Finally got my first Musky
Well after a few months and several trips targeting musky, I finally got my first one. The fish of 10,000 casts turned into a lot more than 10,000 casts for me..lol I have had a bunch of muskies follow my lure back to the boat without striking my lure and one tail swipe my bait at the bank, but this is the first one that decided to sink it's teeth into my lure. Most of my trips up until yesterday have been out with Chrisper4696 on his John boat. We had a bunch of action while musky fishing together lately, and last trip Chris managed to put the first musky in the boat, which was a beautiful tiger musky.
Yesterday I made the best bad decision ever by deciding to go out for musky solo on my Kayak. Well my kayak isn't built for fishing or musky fishing in any way. I have a sit in 9ft kayak that has zero room for anything including a net suitable for a musky. Well after a few hours of fishing I decided to move to deeper water and fish a weed edge, and a couple casts later I get nailed. The fish brought my lure and line to a dead stop soon as I hooked up, and that's when I realized it was a big fish. the fish didn't go crazy and take off on a run until I started trying to bring him in towards me. I couldn't believe the power of this fish I was amazed how hard it was for me to even budge him or turn him in the right direction. Before I casted, I noticed there was someone swimming all the way across the lake wearing one of those head condoms. By the time I landed the fish the swimmer had already made their way to where I was fishing and even stopped to watch me with my struggle for a little while before heading back. The swimmer made it all the way back across the lake before I landed my fish. Not having a net or another helping hand made it very difficult to land the fish, not to mention the shear power of the fish had my boat going whatever direction he decided to go.
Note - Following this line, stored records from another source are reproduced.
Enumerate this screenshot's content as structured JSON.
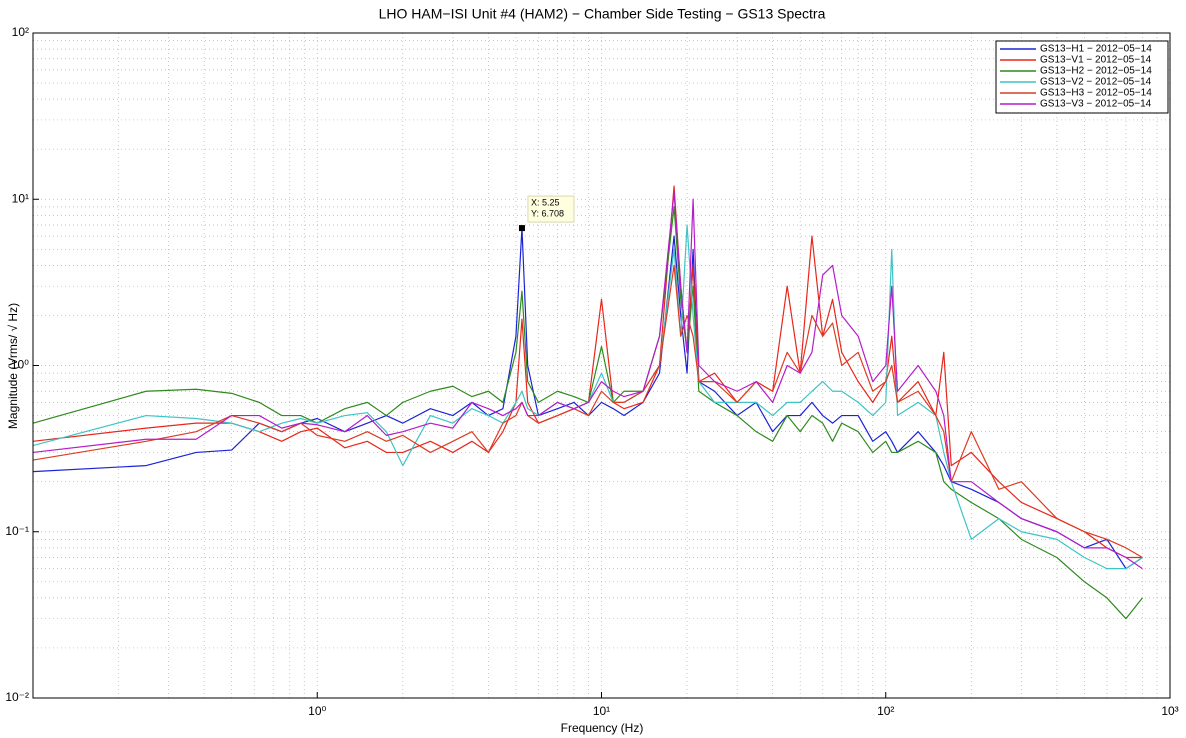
{
  "chart_data": {
    "type": "line",
    "title": "LHO HAM−ISI Unit #4 (HAM2) − Chamber Side Testing − GS13 Spectra",
    "xlabel": "Frequency (Hz)",
    "ylabel": "Magnitude (Vrms/ √ Hz)",
    "xscale": "log",
    "yscale": "log",
    "grid": true,
    "minor_grid": true,
    "legend": "upper right",
    "xlim": [
      0.1,
      1000
    ],
    "ylim": [
      0.01,
      100
    ],
    "xticks": [
      {
        "value": 1,
        "label": "10⁰"
      },
      {
        "value": 10,
        "label": "10¹"
      },
      {
        "value": 100,
        "label": "10²"
      },
      {
        "value": 1000,
        "label": "10³"
      }
    ],
    "yticks": [
      {
        "value": 0.01,
        "label": "10⁻²"
      },
      {
        "value": 0.1,
        "label": "10⁻¹"
      },
      {
        "value": 1,
        "label": "10⁰"
      },
      {
        "value": 10,
        "label": "10¹"
      },
      {
        "value": 100,
        "label": "10²"
      }
    ],
    "xminorticks": [
      0.2,
      0.3,
      0.4,
      0.5,
      0.6,
      0.7,
      0.8,
      0.9,
      2,
      3,
      4,
      5,
      6,
      7,
      8,
      9,
      20,
      30,
      40,
      50,
      60,
      70,
      80,
      90,
      200,
      300,
      400,
      500,
      600,
      700,
      800,
      900
    ],
    "yminorticks": [
      0.02,
      0.03,
      0.04,
      0.05,
      0.06,
      0.07,
      0.08,
      0.09,
      0.2,
      0.3,
      0.4,
      0.5,
      0.6,
      0.7,
      0.8,
      0.9,
      2,
      3,
      4,
      5,
      6,
      7,
      8,
      9,
      20,
      30,
      40,
      50,
      60,
      70,
      80,
      90
    ],
    "x": [
      0.1,
      0.25,
      0.375,
      0.5,
      0.625,
      0.75,
      0.875,
      1,
      1.25,
      1.5,
      1.75,
      2,
      2.5,
      3,
      3.5,
      4,
      4.5,
      5,
      5.25,
      5.5,
      6,
      7,
      8,
      9,
      10,
      11,
      12,
      14,
      16,
      18,
      19,
      20,
      21,
      22,
      25,
      30,
      35,
      40,
      45,
      50,
      55,
      60,
      65,
      70,
      80,
      90,
      100,
      105,
      110,
      130,
      150,
      160,
      170,
      200,
      250,
      300,
      400,
      500,
      600,
      700,
      800
    ],
    "series": [
      {
        "name": "GS13−H1 − 2012−05−14",
        "color": "#1c23d6",
        "values": [
          0.23,
          0.25,
          0.3,
          0.31,
          0.45,
          0.4,
          0.45,
          0.48,
          0.4,
          0.45,
          0.5,
          0.45,
          0.55,
          0.5,
          0.6,
          0.5,
          0.55,
          1.5,
          6.708,
          1.0,
          0.5,
          0.55,
          0.6,
          0.5,
          0.6,
          0.55,
          0.5,
          0.6,
          0.9,
          6,
          2,
          0.9,
          5,
          0.8,
          0.7,
          0.5,
          0.6,
          0.4,
          0.5,
          0.5,
          0.6,
          0.5,
          0.45,
          0.5,
          0.5,
          0.35,
          0.4,
          0.35,
          0.3,
          0.4,
          0.3,
          0.25,
          0.2,
          0.18,
          0.15,
          0.12,
          0.1,
          0.08,
          0.09,
          0.06,
          0.07
        ]
      },
      {
        "name": "GS13−V1 − 2012−05−14",
        "color": "#e8261b",
        "values": [
          0.35,
          0.42,
          0.45,
          0.45,
          0.4,
          0.35,
          0.4,
          0.42,
          0.32,
          0.35,
          0.3,
          0.3,
          0.35,
          0.3,
          0.35,
          0.3,
          0.4,
          0.6,
          1.9,
          0.6,
          0.45,
          0.5,
          0.55,
          0.6,
          2.5,
          0.6,
          0.55,
          0.6,
          1.0,
          12,
          3,
          1.2,
          4,
          0.8,
          0.9,
          0.6,
          0.8,
          0.7,
          3,
          0.9,
          6,
          1.5,
          2.5,
          1.2,
          0.8,
          0.6,
          0.8,
          1.5,
          0.6,
          0.8,
          0.5,
          1.2,
          0.25,
          0.3,
          0.2,
          0.15,
          0.12,
          0.1,
          0.08,
          0.07,
          0.07
        ]
      },
      {
        "name": "GS13−H2 − 2012−05−14",
        "color": "#2e8b1c",
        "values": [
          0.45,
          0.7,
          0.72,
          0.68,
          0.6,
          0.5,
          0.5,
          0.45,
          0.55,
          0.6,
          0.5,
          0.6,
          0.7,
          0.75,
          0.65,
          0.7,
          0.6,
          1.2,
          2.8,
          0.8,
          0.6,
          0.7,
          0.65,
          0.6,
          1.3,
          0.6,
          0.7,
          0.7,
          1.5,
          9,
          2.5,
          1.2,
          3,
          0.7,
          0.6,
          0.5,
          0.4,
          0.35,
          0.5,
          0.4,
          0.5,
          0.45,
          0.35,
          0.45,
          0.4,
          0.3,
          0.35,
          0.3,
          0.3,
          0.35,
          0.3,
          0.2,
          0.18,
          0.15,
          0.12,
          0.09,
          0.07,
          0.05,
          0.04,
          0.03,
          0.04
        ]
      },
      {
        "name": "GS13−V2 − 2012−05−14",
        "color": "#3ec4c4",
        "values": [
          0.33,
          0.5,
          0.48,
          0.45,
          0.4,
          0.45,
          0.48,
          0.45,
          0.5,
          0.52,
          0.4,
          0.25,
          0.5,
          0.45,
          0.55,
          0.5,
          0.45,
          0.6,
          0.7,
          0.55,
          0.5,
          0.6,
          0.55,
          0.6,
          0.9,
          0.6,
          0.6,
          0.7,
          1.0,
          5,
          1.5,
          7,
          2,
          0.8,
          0.6,
          0.6,
          0.6,
          0.5,
          0.6,
          0.6,
          0.7,
          0.8,
          0.7,
          0.7,
          0.6,
          0.5,
          0.6,
          5,
          0.5,
          0.6,
          0.5,
          0.3,
          0.2,
          0.09,
          0.12,
          0.1,
          0.09,
          0.07,
          0.06,
          0.06,
          0.07
        ]
      },
      {
        "name": "GS13−H3 − 2012−05−14",
        "color": "#dc3c22",
        "values": [
          0.27,
          0.35,
          0.4,
          0.5,
          0.45,
          0.4,
          0.45,
          0.38,
          0.35,
          0.4,
          0.35,
          0.38,
          0.3,
          0.35,
          0.4,
          0.3,
          0.45,
          0.5,
          0.6,
          0.5,
          0.45,
          0.5,
          0.55,
          0.5,
          0.7,
          0.6,
          0.6,
          0.7,
          1.0,
          4,
          1.5,
          2,
          1.5,
          0.8,
          0.8,
          0.6,
          0.8,
          0.7,
          1.2,
          0.9,
          2,
          1.5,
          1.8,
          1.0,
          1.2,
          0.7,
          0.8,
          1.0,
          0.6,
          0.7,
          0.5,
          0.4,
          0.2,
          0.4,
          0.18,
          0.2,
          0.12,
          0.1,
          0.09,
          0.08,
          0.07
        ]
      },
      {
        "name": "GS13−V3 − 2012−05−14",
        "color": "#b61cc8",
        "values": [
          0.3,
          0.36,
          0.36,
          0.5,
          0.5,
          0.42,
          0.45,
          0.44,
          0.4,
          0.5,
          0.38,
          0.4,
          0.45,
          0.42,
          0.6,
          0.55,
          0.5,
          0.55,
          0.6,
          0.5,
          0.5,
          0.6,
          0.55,
          0.6,
          0.8,
          0.7,
          0.65,
          0.7,
          1.5,
          11,
          3,
          1.2,
          10,
          1.0,
          0.8,
          0.7,
          0.8,
          0.6,
          1.0,
          0.9,
          1.2,
          3.5,
          4,
          2,
          1.5,
          0.8,
          1.0,
          3,
          0.7,
          1.0,
          0.7,
          0.5,
          0.2,
          0.2,
          0.15,
          0.12,
          0.1,
          0.08,
          0.08,
          0.07,
          0.06
        ]
      }
    ],
    "annotations": [
      {
        "x": 5.25,
        "y": 6.708,
        "text": [
          "X: 5.25",
          "Y: 6.708"
        ]
      }
    ]
  }
}
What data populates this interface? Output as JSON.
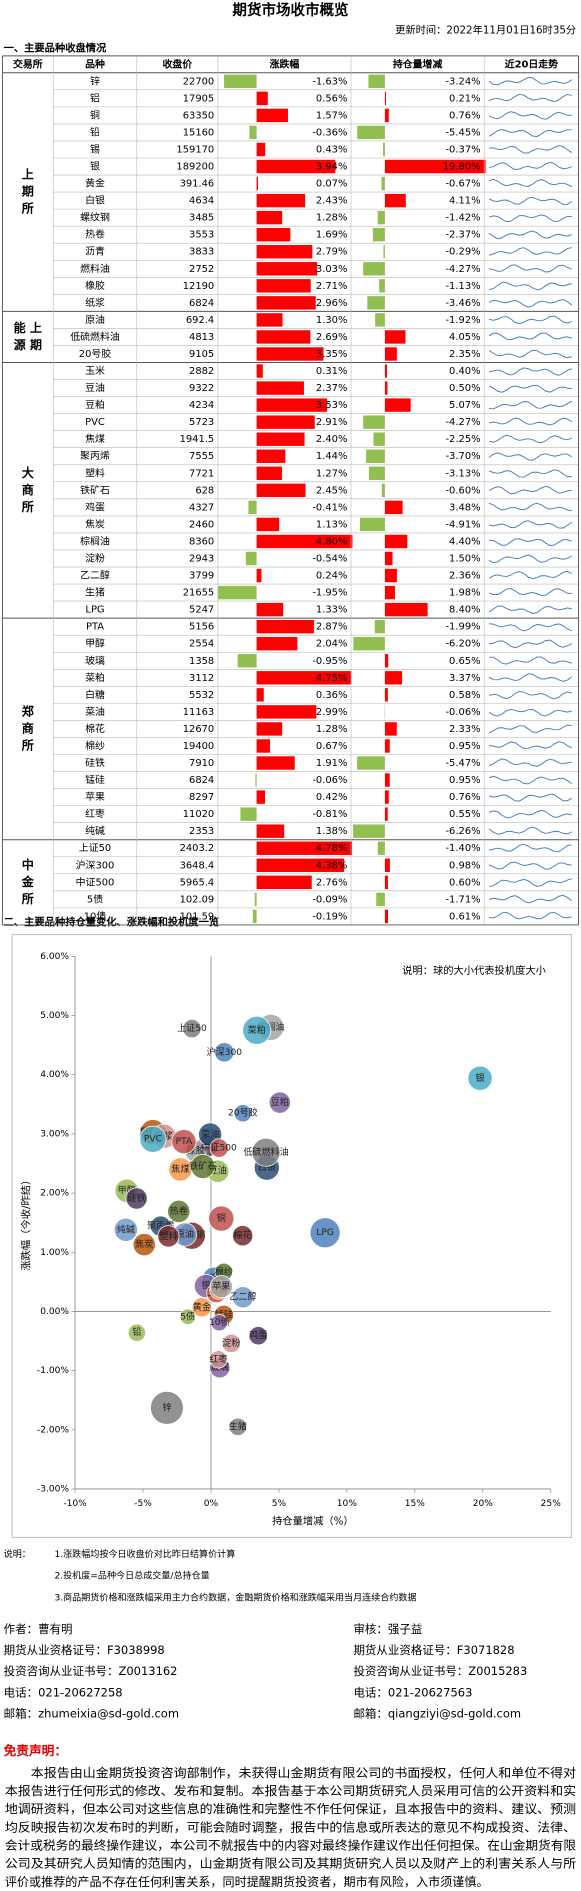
{
  "header": {
    "title": "期货市场收市概览",
    "update_time": "更新时间：2022年11月01日16时35分"
  },
  "section1": "一、主要品种收盘情况",
  "table": {
    "columns": [
      "交易所",
      "品种",
      "收盘价",
      "涨跌幅",
      "持仓量增减",
      "近20日走势"
    ],
    "groups": [
      {
        "exchange": [
          "上",
          "期",
          "所"
        ],
        "rows": [
          {
            "name": "锌",
            "close": "22700",
            "change": -1.63,
            "change_label": "-1.63%",
            "oi": -3.24,
            "oi_label": "-3.24%",
            "spec": 2.4
          },
          {
            "name": "铝",
            "close": "17905",
            "change": 0.56,
            "change_label": "0.56%",
            "oi": 0.21,
            "oi_label": "0.21%",
            "spec": 1.3
          },
          {
            "name": "铜",
            "close": "63350",
            "change": 1.57,
            "change_label": "1.57%",
            "oi": 0.76,
            "oi_label": "0.76%",
            "spec": 1.6
          },
          {
            "name": "铅",
            "close": "15160",
            "change": -0.36,
            "change_label": "-0.36%",
            "oi": -5.45,
            "oi_label": "-5.45%",
            "spec": 0.8
          },
          {
            "name": "锡",
            "close": "159170",
            "change": 0.43,
            "change_label": "0.43%",
            "oi": -0.37,
            "oi_label": "-0.37%",
            "spec": 1.4
          },
          {
            "name": "银",
            "close": "189200",
            "change": 3.94,
            "change_label": "3.94%",
            "oi": 19.8,
            "oi_label": "19.80%",
            "spec": 1.5
          },
          {
            "name": "黄金",
            "close": "391.46",
            "change": 0.07,
            "change_label": "0.07%",
            "oi": -0.67,
            "oi_label": "-0.67%",
            "spec": 1.0
          },
          {
            "name": "白银",
            "close": "4634",
            "change": 2.43,
            "change_label": "2.43%",
            "oi": 4.11,
            "oi_label": "4.11%",
            "spec": 1.6
          },
          {
            "name": "螺纹钢",
            "close": "3485",
            "change": 1.28,
            "change_label": "1.28%",
            "oi": -1.42,
            "oi_label": "-1.42%",
            "spec": 1.8
          },
          {
            "name": "热卷",
            "close": "3553",
            "change": 1.69,
            "change_label": "1.69%",
            "oi": -2.37,
            "oi_label": "-2.37%",
            "spec": 1.3
          },
          {
            "name": "沥青",
            "close": "3833",
            "change": 2.79,
            "change_label": "2.79%",
            "oi": -0.29,
            "oi_label": "-0.29%",
            "spec": 1.2
          },
          {
            "name": "燃料油",
            "close": "2752",
            "change": 3.03,
            "change_label": "3.03%",
            "oi": -4.27,
            "oi_label": "-4.27%",
            "spec": 1.6
          },
          {
            "name": "橡胶",
            "close": "12190",
            "change": 2.71,
            "change_label": "2.71%",
            "oi": -1.13,
            "oi_label": "-1.13%",
            "spec": 1.2
          },
          {
            "name": "纸浆",
            "close": "6824",
            "change": 2.96,
            "change_label": "2.96%",
            "oi": -3.46,
            "oi_label": "-3.46%",
            "spec": 1.5
          }
        ]
      },
      {
        "exchange": [
          "能 上",
          "源 期"
        ],
        "rows": [
          {
            "name": "原油",
            "close": "692.4",
            "change": 1.3,
            "change_label": "1.30%",
            "oi": -1.92,
            "oi_label": "-1.92%",
            "spec": 1.4
          },
          {
            "name": "低硫燃料油",
            "close": "4813",
            "change": 2.69,
            "change_label": "2.69%",
            "oi": 4.05,
            "oi_label": "4.05%",
            "spec": 1.9
          },
          {
            "name": "20号胶",
            "close": "9105",
            "change": 3.35,
            "change_label": "3.35%",
            "oi": 2.35,
            "oi_label": "2.35%",
            "spec": 0.8
          }
        ]
      },
      {
        "exchange": [
          "大",
          "商",
          "所"
        ],
        "rows": [
          {
            "name": "玉米",
            "close": "2882",
            "change": 0.31,
            "change_label": "0.31%",
            "oi": 0.4,
            "oi_label": "0.40%",
            "spec": 1.0
          },
          {
            "name": "豆油",
            "close": "9322",
            "change": 2.37,
            "change_label": "2.37%",
            "oi": 0.5,
            "oi_label": "0.50%",
            "spec": 1.3
          },
          {
            "name": "豆粕",
            "close": "4234",
            "change": 3.53,
            "change_label": "3.53%",
            "oi": 5.07,
            "oi_label": "5.07%",
            "spec": 1.2
          },
          {
            "name": "PVC",
            "close": "5723",
            "change": 2.91,
            "change_label": "2.91%",
            "oi": -4.27,
            "oi_label": "-4.27%",
            "spec": 1.7
          },
          {
            "name": "焦煤",
            "close": "1941.5",
            "change": 2.4,
            "change_label": "2.40%",
            "oi": -2.25,
            "oi_label": "-2.25%",
            "spec": 1.4
          },
          {
            "name": "聚丙烯",
            "close": "7555",
            "change": 1.44,
            "change_label": "1.44%",
            "oi": -3.7,
            "oi_label": "-3.70%",
            "spec": 1.1
          },
          {
            "name": "塑料",
            "close": "7721",
            "change": 1.27,
            "change_label": "1.27%",
            "oi": -3.13,
            "oi_label": "-3.13%",
            "spec": 1.2
          },
          {
            "name": "铁矿石",
            "close": "628",
            "change": 2.45,
            "change_label": "2.45%",
            "oi": -0.6,
            "oi_label": "-0.60%",
            "spec": 1.5
          },
          {
            "name": "鸡蛋",
            "close": "4327",
            "change": -0.41,
            "change_label": "-0.41%",
            "oi": 3.48,
            "oi_label": "3.48%",
            "spec": 0.9
          },
          {
            "name": "焦炭",
            "close": "2460",
            "change": 1.13,
            "change_label": "1.13%",
            "oi": -4.91,
            "oi_label": "-4.91%",
            "spec": 1.3
          },
          {
            "name": "棕榈油",
            "close": "8360",
            "change": 4.8,
            "change_label": "4.80%",
            "oi": 4.4,
            "oi_label": "4.40%",
            "spec": 1.7
          },
          {
            "name": "淀粉",
            "close": "2943",
            "change": -0.54,
            "change_label": "-0.54%",
            "oi": 1.5,
            "oi_label": "1.50%",
            "spec": 0.9
          },
          {
            "name": "乙二醇",
            "close": "3799",
            "change": 0.24,
            "change_label": "0.24%",
            "oi": 2.36,
            "oi_label": "2.36%",
            "spec": 1.2
          },
          {
            "name": "生猪",
            "close": "21655",
            "change": -1.95,
            "change_label": "-1.95%",
            "oi": 1.98,
            "oi_label": "1.98%",
            "spec": 0.8
          },
          {
            "name": "LPG",
            "close": "5247",
            "change": 1.33,
            "change_label": "1.33%",
            "oi": 8.4,
            "oi_label": "8.40%",
            "spec": 2.1
          }
        ]
      },
      {
        "exchange": [
          "郑",
          "商",
          "所"
        ],
        "rows": [
          {
            "name": "PTA",
            "close": "5156",
            "change": 2.87,
            "change_label": "2.87%",
            "oi": -1.99,
            "oi_label": "-1.99%",
            "spec": 1.5
          },
          {
            "name": "甲醇",
            "close": "2554",
            "change": 2.04,
            "change_label": "2.04%",
            "oi": -6.2,
            "oi_label": "-6.20%",
            "spec": 1.4
          },
          {
            "name": "玻璃",
            "close": "1358",
            "change": -0.95,
            "change_label": "-0.95%",
            "oi": 0.65,
            "oi_label": "0.65%",
            "spec": 1.1
          },
          {
            "name": "菜粕",
            "close": "3112",
            "change": 4.75,
            "change_label": "4.75%",
            "oi": 3.37,
            "oi_label": "3.37%",
            "spec": 1.9
          },
          {
            "name": "白糖",
            "close": "5532",
            "change": 0.36,
            "change_label": "0.36%",
            "oi": 0.58,
            "oi_label": "0.58%",
            "spec": 0.9
          },
          {
            "name": "菜油",
            "close": "11163",
            "change": 2.99,
            "change_label": "2.99%",
            "oi": -0.06,
            "oi_label": "-0.06%",
            "spec": 1.4
          },
          {
            "name": "棉花",
            "close": "12670",
            "change": 1.28,
            "change_label": "1.28%",
            "oi": 2.33,
            "oi_label": "2.33%",
            "spec": 1.1
          },
          {
            "name": "棉纱",
            "close": "19400",
            "change": 0.67,
            "change_label": "0.67%",
            "oi": 0.95,
            "oi_label": "0.95%",
            "spec": 0.8
          },
          {
            "name": "硅铁",
            "close": "7910",
            "change": 1.91,
            "change_label": "1.91%",
            "oi": -5.47,
            "oi_label": "-5.47%",
            "spec": 1.2
          },
          {
            "name": "锰硅",
            "close": "6824",
            "change": -0.06,
            "change_label": "-0.06%",
            "oi": 0.95,
            "oi_label": "0.95%",
            "spec": 1.0
          },
          {
            "name": "苹果",
            "close": "8297",
            "change": 0.42,
            "change_label": "0.42%",
            "oi": 0.76,
            "oi_label": "0.76%",
            "spec": 1.3
          },
          {
            "name": "红枣",
            "close": "11020",
            "change": -0.81,
            "change_label": "-0.81%",
            "oi": 0.55,
            "oi_label": "0.55%",
            "spec": 0.8
          },
          {
            "name": "纯碱",
            "close": "2353",
            "change": 1.38,
            "change_label": "1.38%",
            "oi": -6.26,
            "oi_label": "-6.26%",
            "spec": 1.4
          }
        ]
      },
      {
        "exchange": [
          "中",
          "金",
          "所"
        ],
        "rows": [
          {
            "name": "上证50",
            "close": "2403.2",
            "change": 4.78,
            "change_label": "4.78%",
            "oi": -1.4,
            "oi_label": "-1.40%",
            "spec": 0.9
          },
          {
            "name": "沪深300",
            "close": "3648.4",
            "change": 4.38,
            "change_label": "4.38%",
            "oi": 0.98,
            "oi_label": "0.98%",
            "spec": 1.0
          },
          {
            "name": "中证500",
            "close": "5965.4",
            "change": 2.76,
            "change_label": "2.76%",
            "oi": 0.6,
            "oi_label": "0.60%",
            "spec": 0.9
          },
          {
            "name": "5债",
            "close": "102.09",
            "change": -0.09,
            "change_label": "-0.09%",
            "oi": -1.71,
            "oi_label": "-1.71%",
            "spec": 0.6
          },
          {
            "name": "10债",
            "close": "101.59",
            "change": -0.19,
            "change_label": "-0.19%",
            "oi": 0.61,
            "oi_label": "0.61%",
            "spec": 0.7
          }
        ]
      }
    ],
    "up_color": "#ff0000",
    "down_color": "#92c050",
    "spark_color": "#4a7ebb"
  },
  "section2": "二、主要品种持仓量变化、涨跌幅和投机度一览",
  "chart": {
    "type": "bubble",
    "note": "说明：球的大小代表投机度大小",
    "x_label": "持仓量增减（%）",
    "y_label": "涨跌幅（今收/昨结）",
    "xlim": [
      -10,
      25
    ],
    "ylim": [
      -3,
      6
    ],
    "xticks": [
      {
        "value": -10,
        "label": "-10%"
      },
      {
        "value": -5,
        "label": "-5%"
      },
      {
        "value": 0,
        "label": "0%"
      },
      {
        "value": 5,
        "label": "5%"
      },
      {
        "value": 10,
        "label": "10%"
      },
      {
        "value": 15,
        "label": "15%"
      },
      {
        "value": 20,
        "label": "20%"
      },
      {
        "value": 25,
        "label": "25%"
      }
    ],
    "yticks": [
      {
        "value": -3,
        "label": "-3.00%"
      },
      {
        "value": -2,
        "label": "-2.00%"
      },
      {
        "value": -1,
        "label": "-1.00%"
      },
      {
        "value": 0,
        "label": "0.00%"
      },
      {
        "value": 1,
        "label": "1.00%"
      },
      {
        "value": 2,
        "label": "2.00%"
      },
      {
        "value": 3,
        "label": "3.00%"
      },
      {
        "value": 4,
        "label": "4.00%"
      },
      {
        "value": 5,
        "label": "5.00%"
      },
      {
        "value": 6,
        "label": "6.00%"
      }
    ],
    "palette": [
      "#7f7f7f",
      "#4f81bd",
      "#c0504d",
      "#9bbb59",
      "#8064a2",
      "#4bacc6",
      "#f79646",
      "#2c4d75",
      "#772c2a",
      "#5f7530",
      "#4d3b62",
      "#b65708",
      "#a5a5a5",
      "#d19392",
      "#729aca"
    ]
  },
  "notes": {
    "title": "说明：",
    "items": [
      "1.涨跌幅均按今日收盘价对比昨日结算价计算",
      "2.投机度=品种今日总成交量/总持仓量",
      "3.商品期货价格和涨跌幅采用主力合约数据，金融期货价格和涨跌幅采用当月连续合约数据"
    ]
  },
  "authors": [
    [
      "作者：曹有明",
      "期货从业资格证号：F3038998",
      "投资咨询从业证书号：Z0013162",
      "电话：021-20627258",
      "邮箱：zhumeixia@sd-gold.com"
    ],
    [
      "审核：强子益",
      "期货从业资格证号：F3071828",
      "投资咨询从业证书号：Z0015283",
      "电话：021-20627563",
      "邮箱：qiangziyi@sd-gold.com"
    ]
  ],
  "disclaimer": {
    "title": "免责声明：",
    "lines": [
      "　　本报告由山金期货投资咨询部制作，未获得山金期货有限公司的书面授权，任何人和单位不得对",
      "本报告进行任何形式的修改、发布和复制。本报告基于本公司期货研究人员采用可信的公开资料和实",
      "地调研资料，但本公司对这些信息的准确性和完整性不作任何保证，且本报告中的资料、建议、预测",
      "均反映报告初次发布时的判断，可能会随时调整，报告中的信息或所表达的意见不构成投资、法律、",
      "会计或税务的最终操作建议，本公司不就报告中的内容对最终操作建议作出任何担保。在山金期货有限",
      "公司及其研究人员知情的范围内，山金期货有限公司及其期货研究人员以及财产上的利害关系人与所",
      "评价或推荐的产品不存在任何利害关系，同时提醒期货投资者，期市有风险，入市须谨慎。"
    ]
  }
}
Once I finally got a hold of him he was exhausted to the point where I was actually able to grab his tail without him trashing out of my grasp. I tried taking a few pics which didn't come out to good due to how big the fish was and I was still shaking from the adrenaline rush of my first musky fight. I started to try reviving the fish after I got a pic, and the fish went belly up on me. I tried reviving him for a few minutes and realized that there was no hope and this beautiful musky wasn't going to make it. I had no intention on killing the fish or keeping it, that's the last thing that I wanted to do.
After I realized the fish wasn't going to live, I had to get him back to shore which wasn't and easy task either. I held the beast by the gill plate with one hand and paddled all the way back to the boat launch with my other hand. By the time I got back to the launch I thought my arm and wrist were going to fall off. I had another fisherman that was launching his boat take a few pics of me with my fish and by then I was soaked with water, fish slime, blood, and sweat.
This was the greatest catch of my life and I was thrilled, yet I was very disappointed at the same time because I killed this trophy. I definitely learned from my mistake, and I don't plan on going muskie fishing solo on my kayak without a net ever again. I think I'm going to end up mounting this one so I can remember this epic battle every time I look up at him on my wall.
I couldn't be happier to have this 41 inch extremely girthy Tiger as my first Musky, and I hope to catch many more without compromising any more lives.